The Department of American Culture and Literature is pleased to announce an upcoming talk by Dr. Kai Wen Yang entitled “In-Situ Displacement of the Body in Disaster Collaboration: Post-9/11 Redevelopment and Contamination in Ethno-Racialized Urban Spaces.” Refreshments will be served. We look forward to seeing you there.
Date: Tuesday, 18 March
Time: 17:30 to 19:00
Location: G-140
Abstract:
After the September 11 attacks, the collapse of the World Trade Center towers released toxic substances into the air over New York City, contaminating Chinatown and the Lower East Side (LES), two immigrant neighborhoods, and the Financial District, home to the world’s largest capital market. Reports and studies indicated that a racialized geographical restriction had excluded Chinatown and the LES from 9/11 relief programs, health programs, and cleanup efforts. This exclusion marked the beginning of disaster collaboration among governmental agencies, banks, nonprofits, and ethno-racial elites. Disaster collaboration reincorporated Chinatown and the LES within the broader economic framework of the Financial District. However, this reincorporation reproduced exclusion and proceeded without addressing the existing contaminants. Disaster collaboration created a new form of in-situ displacement, affecting the body’s biophysiological functioning as the body remained in a contaminated environment.

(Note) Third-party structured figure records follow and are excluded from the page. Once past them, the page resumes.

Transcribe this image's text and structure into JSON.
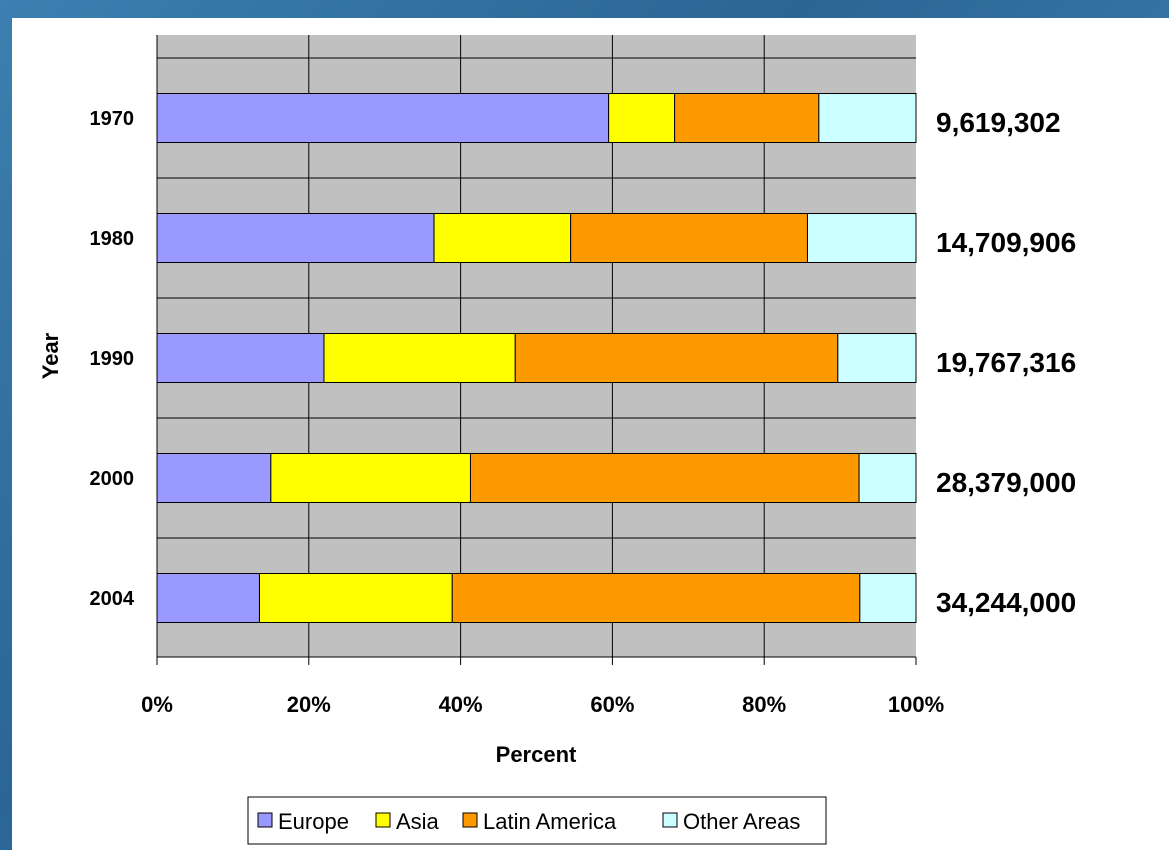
{
  "chart_data": {
    "type": "bar",
    "orientation": "horizontal",
    "stacked": "percent",
    "categories": [
      "1970",
      "1980",
      "1990",
      "2000",
      "2004"
    ],
    "totals": [
      "9,619,302",
      "14,709,906",
      "19,767,316",
      "28,379,000",
      "34,244,000"
    ],
    "series": [
      {
        "name": "Europe",
        "color": "#9999ff",
        "values": [
          59.5,
          36.5,
          22.0,
          15.0,
          13.5
        ]
      },
      {
        "name": "Asia",
        "color": "#ffff00",
        "values": [
          8.7,
          18.0,
          25.2,
          26.3,
          25.4
        ]
      },
      {
        "name": "Latin America",
        "color": "#ff9900",
        "values": [
          19.0,
          31.2,
          42.5,
          51.2,
          53.7
        ]
      },
      {
        "name": "Other Areas",
        "color": "#ccffff",
        "values": [
          12.8,
          14.3,
          10.3,
          7.5,
          7.4
        ]
      }
    ],
    "xlabel": "Percent",
    "ylabel": "Year",
    "xlim": [
      0,
      100
    ],
    "xticks": [
      "0%",
      "20%",
      "40%",
      "60%",
      "80%",
      "100%"
    ],
    "grid": true,
    "plot_background": "#c0c0c0",
    "legend": "bottom"
  }
}
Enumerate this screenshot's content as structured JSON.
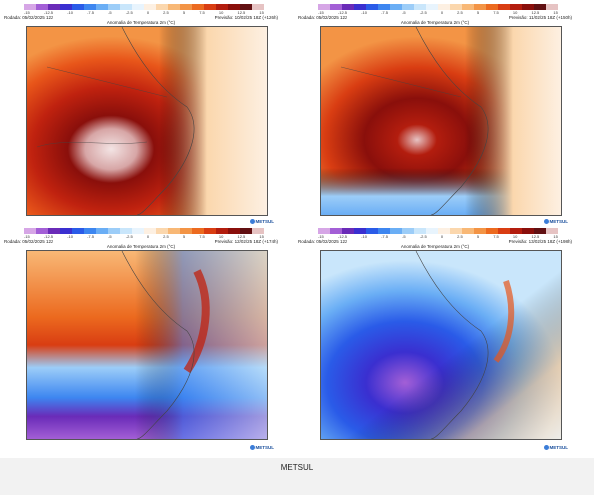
{
  "caption": "METSUL",
  "colorbar": {
    "colors": [
      "#d6a6e6",
      "#a35fd6",
      "#6a2bb8",
      "#3a2fd0",
      "#2a5be8",
      "#3d86f0",
      "#6aaef5",
      "#9ccdf8",
      "#c9e6fb",
      "#e8f4fd",
      "#fdf0e2",
      "#fbd7ad",
      "#f8b876",
      "#f39445",
      "#ec6a1f",
      "#d93d12",
      "#b31d0e",
      "#8a0f0b",
      "#611012",
      "#e6c3c3"
    ],
    "labels": [
      "-15",
      "-12.5",
      "-10",
      "-7.5",
      "-5",
      "-2.5",
      "0",
      "2.5",
      "5",
      "7.5",
      "10",
      "12.5",
      "15"
    ]
  },
  "panels": [
    {
      "run": "Rodada: 05/02/2025 12z",
      "title": "Anomalia de Temperatura 2m (°C)",
      "model": "Modelo: GFS 0.25",
      "valid": "Previsão: 10/02/25 18Z (+126h)",
      "logo": "METSUL",
      "scheme": "heat1"
    },
    {
      "run": "Rodada: 05/02/2025 12z",
      "title": "Anomalia de Temperatura 2m (°C)",
      "model": "Modelo: GFS 0.25",
      "valid": "Previsão: 11/02/25 18Z (+150h)",
      "logo": "METSUL",
      "scheme": "heat2"
    },
    {
      "run": "Rodada: 05/02/2025 12z",
      "title": "Anomalia de Temperatura 2m (°C)",
      "model": "Modelo: GFS 0.25",
      "valid": "Previsão: 12/02/25 18Z (+174h)",
      "logo": "METSUL",
      "scheme": "mix"
    },
    {
      "run": "Rodada: 05/02/2025 12z",
      "title": "Anomalia de Temperatura 2m (°C)",
      "model": "Modelo: GFS 0.25",
      "valid": "Previsão: 13/02/25 18Z (+198h)",
      "logo": "METSUL",
      "scheme": "cold"
    }
  ]
}
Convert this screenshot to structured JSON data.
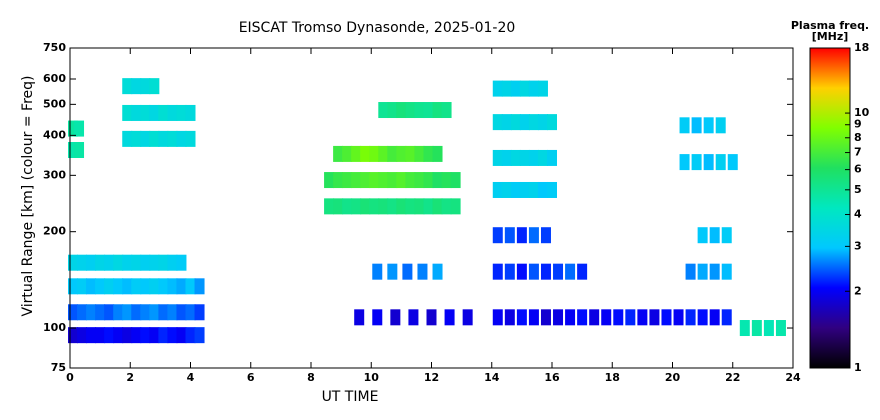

Unlike eviction, biophysiological displacement became in situ as the body dwelled in contamination.
Bio:
Kai Wen Yang is a Visiting Research Professor at the University of California, Davis. He earned his Ph.D. in Sociology from the State University of New York at Binghamton. His research explores the production of sexually ethno-racialized urban spaces, “primitive” accumulation of capital, urban planning, and gentrification. He is currently completing a monograph titled Collaborative Displacement: the Convergence of the Real Estate Industry, Governing Power, and Housing Activism in the Remaking of Urban Spaces.